Phase 2: increase context

Only after plain serving works:

- raise max-model-len to 16K
- test memory pressure
- test repeated requests
- test concurrency
- watch KV cache behavior

Do not jump straight to 128K.

Phase 3: add throughput features

Then test:

- prefix caching
- chunked prefill
- async scheduling
- FP8 KV cache
- max-num-seqs
- batching behavior

Phase 4: add quantization

Then try one quantization path at a time:

- known working AWQ repo + matching vLLM image
- known working NVFP4 repo + matching vLLM image
- avoid runtime MXFP4 until the exact issue status is clear

Keep a matrix:

model repo:
vLLM image:
CUDA version:
driver:
GPU:
quant:
flags:
max-model-len:
works / fails:
failure stage:

Phase 5: add tools / reasoning

Only after plain chat and concurrency are stable:

- --reasoning-parser gemma4
- --enable-auto-tool-choice
- --tool-call-parser gemma4
- streaming
- structured output
- agent framework integration

Validate these separately.

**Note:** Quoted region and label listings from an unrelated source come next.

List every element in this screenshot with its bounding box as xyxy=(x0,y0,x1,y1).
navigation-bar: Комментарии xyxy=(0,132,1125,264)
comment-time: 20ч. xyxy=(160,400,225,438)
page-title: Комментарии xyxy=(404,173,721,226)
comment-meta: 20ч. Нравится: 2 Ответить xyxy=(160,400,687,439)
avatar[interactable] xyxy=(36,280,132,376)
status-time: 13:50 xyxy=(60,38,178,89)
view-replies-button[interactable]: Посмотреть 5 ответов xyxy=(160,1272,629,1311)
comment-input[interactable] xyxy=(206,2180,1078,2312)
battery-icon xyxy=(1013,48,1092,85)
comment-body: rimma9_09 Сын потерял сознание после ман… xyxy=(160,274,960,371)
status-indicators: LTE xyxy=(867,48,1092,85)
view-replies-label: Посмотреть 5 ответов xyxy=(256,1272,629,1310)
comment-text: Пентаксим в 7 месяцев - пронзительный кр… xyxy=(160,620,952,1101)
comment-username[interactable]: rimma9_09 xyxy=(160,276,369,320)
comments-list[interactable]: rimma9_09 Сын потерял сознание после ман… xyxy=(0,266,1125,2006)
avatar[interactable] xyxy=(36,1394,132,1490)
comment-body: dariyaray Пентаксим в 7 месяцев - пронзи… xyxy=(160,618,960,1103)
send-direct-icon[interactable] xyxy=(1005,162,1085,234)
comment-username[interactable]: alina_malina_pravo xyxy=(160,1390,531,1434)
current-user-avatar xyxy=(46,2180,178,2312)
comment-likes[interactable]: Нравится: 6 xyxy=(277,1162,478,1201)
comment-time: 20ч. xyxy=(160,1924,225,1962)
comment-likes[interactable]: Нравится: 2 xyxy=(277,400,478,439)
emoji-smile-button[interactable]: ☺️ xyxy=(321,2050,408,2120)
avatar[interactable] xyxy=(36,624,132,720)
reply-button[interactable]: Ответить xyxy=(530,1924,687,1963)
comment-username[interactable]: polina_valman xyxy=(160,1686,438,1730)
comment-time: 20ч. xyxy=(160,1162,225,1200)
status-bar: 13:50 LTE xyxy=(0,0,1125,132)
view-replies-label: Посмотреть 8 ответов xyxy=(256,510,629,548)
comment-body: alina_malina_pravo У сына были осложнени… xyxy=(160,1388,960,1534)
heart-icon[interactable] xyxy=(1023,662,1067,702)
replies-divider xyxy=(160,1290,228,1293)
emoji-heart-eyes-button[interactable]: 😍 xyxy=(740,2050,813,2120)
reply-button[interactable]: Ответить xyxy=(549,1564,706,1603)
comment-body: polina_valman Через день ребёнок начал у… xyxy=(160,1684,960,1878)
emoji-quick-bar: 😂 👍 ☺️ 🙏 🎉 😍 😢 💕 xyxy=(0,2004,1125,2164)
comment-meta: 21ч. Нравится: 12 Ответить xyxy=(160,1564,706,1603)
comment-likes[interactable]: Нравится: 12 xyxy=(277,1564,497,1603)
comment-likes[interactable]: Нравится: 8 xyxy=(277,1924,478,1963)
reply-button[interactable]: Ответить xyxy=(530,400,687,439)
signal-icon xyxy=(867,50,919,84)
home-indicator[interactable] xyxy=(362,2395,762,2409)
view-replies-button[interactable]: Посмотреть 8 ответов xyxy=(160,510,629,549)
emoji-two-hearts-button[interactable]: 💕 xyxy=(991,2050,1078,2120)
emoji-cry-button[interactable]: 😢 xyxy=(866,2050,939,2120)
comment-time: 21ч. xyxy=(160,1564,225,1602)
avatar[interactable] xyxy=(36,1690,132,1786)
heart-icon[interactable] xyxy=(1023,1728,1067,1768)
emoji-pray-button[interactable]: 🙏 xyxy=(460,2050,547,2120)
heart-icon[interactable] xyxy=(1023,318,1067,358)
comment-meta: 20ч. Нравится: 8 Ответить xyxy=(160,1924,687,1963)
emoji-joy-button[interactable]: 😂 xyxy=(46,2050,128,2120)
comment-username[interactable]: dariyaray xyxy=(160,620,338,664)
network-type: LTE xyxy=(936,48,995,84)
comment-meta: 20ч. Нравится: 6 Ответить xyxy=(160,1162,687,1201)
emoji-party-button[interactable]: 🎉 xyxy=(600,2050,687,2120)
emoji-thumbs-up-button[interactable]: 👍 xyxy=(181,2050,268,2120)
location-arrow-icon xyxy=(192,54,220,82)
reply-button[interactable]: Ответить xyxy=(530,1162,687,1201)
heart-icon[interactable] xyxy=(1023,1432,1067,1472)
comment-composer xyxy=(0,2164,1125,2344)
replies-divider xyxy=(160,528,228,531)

A working plain chat endpoint does not prove a working tool-calling endpoint.

What I would tell someone struggling with this

I would say:

Your difficulties look normal for this model/runtime boundary. Gemma 4 26B-A4B has real working deployment paths, but the stable examples usually pin the stack tightly and start conservatively. I would not debug this as one bug. I would split it into architecture support, vLLM version, quantization path, CUDA/GPU compatibility, context length, Kubernetes runtime behavior, and parser/tooling behavior.

And:

For a first stable run, avoid native installs, avoid GGUF-on-vLLM, avoid runtime MXFP4, avoid data parallelism, avoid long context, and avoid tool/reasoning parsers. Start with a Gemma-specific vLLM container, BF16 if memory allows, data-parallel-size=1, max-model-len=4096 or 16384, and plain chat completions. Then add one feature at a time.

Short conclusion

Gemma 4 26B-A4B is not vaporware and not unsupported. There are official recipes, cloud/Kubernetes guides, Red Hat guidance, and community/GB10/Blackwell reports showing that it can run.

But it is also not a casual drop-in model.

The difficulty comes from the intersection of:

MoE architecture
26B total weights despite 4B active compute
long-context KV-cache pressure
vLLM support freshness
quantization format maturity
CUDA / Blackwell / container compatibility
Transformers v5-era dependency movement
tool-use / reasoning parser maturity
Kubernetes runtime details

So the safest summary is:

Gemma 4 26B-A4B is deployable, but not casually deployable. Use a known-good stack, start small, prove plain chat first, then add context, quantization, parallelism, and tool/reasoning features one at a time.